A particle undergoing simple harmonic motion has time dependent displacement given by $x\left( t \right) = A\sin \left( {\dfrac{{\pi t}}{{90}}} \right)$ . The ratio of kinetic to potential energy of the particle at $t = 210s$ will be:
A. $3$
B. $\dfrac{1}{9}$
C. $\dfrac{1}{3}$
D. $1$

Answer 1

Hint: To solve this question, you can directly apply the formulae of kinetic energy and potential energy at time $t$ when the particle is in simple harmonic motion with an amplitude of $A$ and angular frequency of $\omega $ . Also, remember that the total energy of a particle in simple harmonic motion is: $E = \dfrac{1}{2}m{\omega ^2}{A^2}$ and the sum of kinetic energy and potential energy would always be equal to this value at all times.

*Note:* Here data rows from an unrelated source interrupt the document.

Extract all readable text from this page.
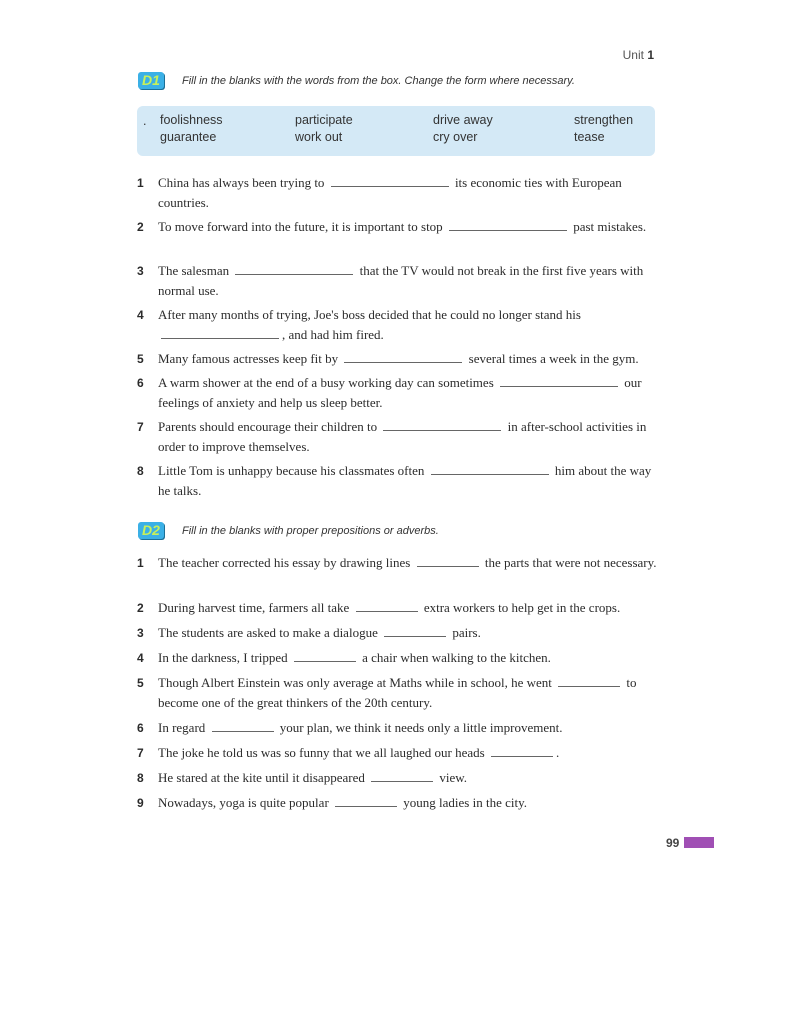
Unit 1
D1	Fill in the blanks with the words from the box. Change the form where necessary.
. foolishness	participate	drive away	strengthen
guarantee	work out	cry over	tease
1	China has always been trying to	its economic ties with European countries.
2	To move forward into the future, it is important to stop	past mistakes.
3	The salesman	that the TV would not break in the first five years with normal use.
4	After many months of trying, Joe's boss decided that he could no longer stand his , and had him fired.
5	Many famous actresses keep fit by	several times a week in the gym.
6	A warm shower at the end of a busy working day can sometimes	our feelings of anxiety and help us sleep better.
7	Parents should encourage their children to	in after-school activities in order to improve themselves.
8	Little Tom is unhappy because his classmates often	him about the way he talks.
D2	Fill in the blanks with proper prepositions or adverbs.
1	The teacher corrected his essay by drawing lines	the parts that were not necessary.
2	During harvest time, farmers all take	extra workers to help get in the crops.
3	The students are asked to make a dialogue	pairs.
4	In the darkness, I tripped	a chair when walking to the kitchen.
5	Though Albert Einstein was only average at Maths while in school, he went	to become one of the great thinkers of the 20th century.
6	In regard	your plan, we think it needs only a little improvement.
7	The joke he told us was so funny that we all laughed our heads	.
8	He stared at the kite until it disappeared	view.
9	Nowadays, yoga is quite popular	young ladies in the city.
99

Complete step by step answer:
As explained in the hint section of the solution, we can directly use the formulae of kinetic energy and potential energy of a particle in simple harmonic motion at any given time $t$ when the simple harmonic motion has an amplitude of $A$ and angular frequency of $\omega $ . Once we find the value of kinetic energy and the potential energy of the particle at the asked time, all we need to do after that is to find the ratio of kinetic energy to the potential energy to reach at the answer.
The formulae of the energies of a particle in simple harmonic motion are given as:
$
  E = \dfrac{1}{2}m{\omega ^2}{A^2} \\
  KE = \dfrac{1}{2}m{\omega ^2}{A^2}{\cos ^2}\omega t \\
  U = \dfrac{1}{2}m{\omega ^2}{A^2}{\sin ^2}\omega t \\
 $
Now, we have the formulae of kinetic energy $\left( {KE} \right)$ and potential energy $\left( U \right)$ which relates the energies with the following quantities:
$A$ is the amplitude of the simple harmonic motion that the particle is representing
$\omega $ is the angular frequency of the simple harmonic motion
$m$ is the mass of the particle
$t$ is the time at which the value of energies is asked for
Now, let us find the ratio of kinetic energy to potential energy as:
$r = \dfrac{{KE}}{U} = \dfrac{{\dfrac{1}{2}m{\omega ^2}{A^2}{{\cos }^2}\omega t}}{{\dfrac{1}{2}m{\omega ^2}{A^2}{{\sin }^2}\omega t}}$
Upon simplifying, we get the value of the ratio as:
$r = \dfrac{{{{\cos }^2}\omega t}}{{{{\sin }^2}\omega t}}$
We already know that
$\cot \theta = \dfrac{{\cos \theta }}{{\sin \theta }}$
Substituting this in the equation, we get:
$r = {\cot ^2}\omega t$
From the given equation of simple harmonic motion, we can see that the value of the angular frequency is given to be:
$\omega = \dfrac{\pi }{{90}}$
The value of time at which the ratio is asked for is: $t = 210s$
Substituting the above-mentioned values, we get:
$
  r = {\cot ^2}\left( {\dfrac{\pi }{{90}} \times 210} \right) \\
  r = {\cot ^2}\left( {\dfrac{{7\pi }}{3}} \right) \\
 $
We can write it as:
$r = {\cot ^2}\left( {2\pi + \dfrac{\pi }{3}} \right)$
We know that
$\cot \left( {2n\pi + \theta } \right) = \cot \theta $
Hence, we get:
$r = {\cot ^2}\left( {\dfrac{\pi }{3}} \right)$
We already know that
$\cot \left( {\dfrac{\pi }{3}} \right) = \dfrac{1}{{\sqrt 3 }}$
Hence, we now get the value of the ratio as:
$
  r = {\left( {\dfrac{1}{{\sqrt 3 }}} \right)^2} \\
\Rightarrow r = \dfrac{1}{3} \\
 $
Hence, we can see that the correct option is option (C) as the value matches with the value of the ratio that we just found out.

Note:A common mistake that students make is that they get confused and put the sine term in kinetic energy and the cosine term in the potential energy. A solution to this confusion is to remember that at the mean position, the kinetic energy of the particle is maximum while the potential energy is zero, also, the angle is also zero. Hence, we can clearly see that the cosine term will always be in the formula of kinetic energy and the sine term in the formula of potential energy.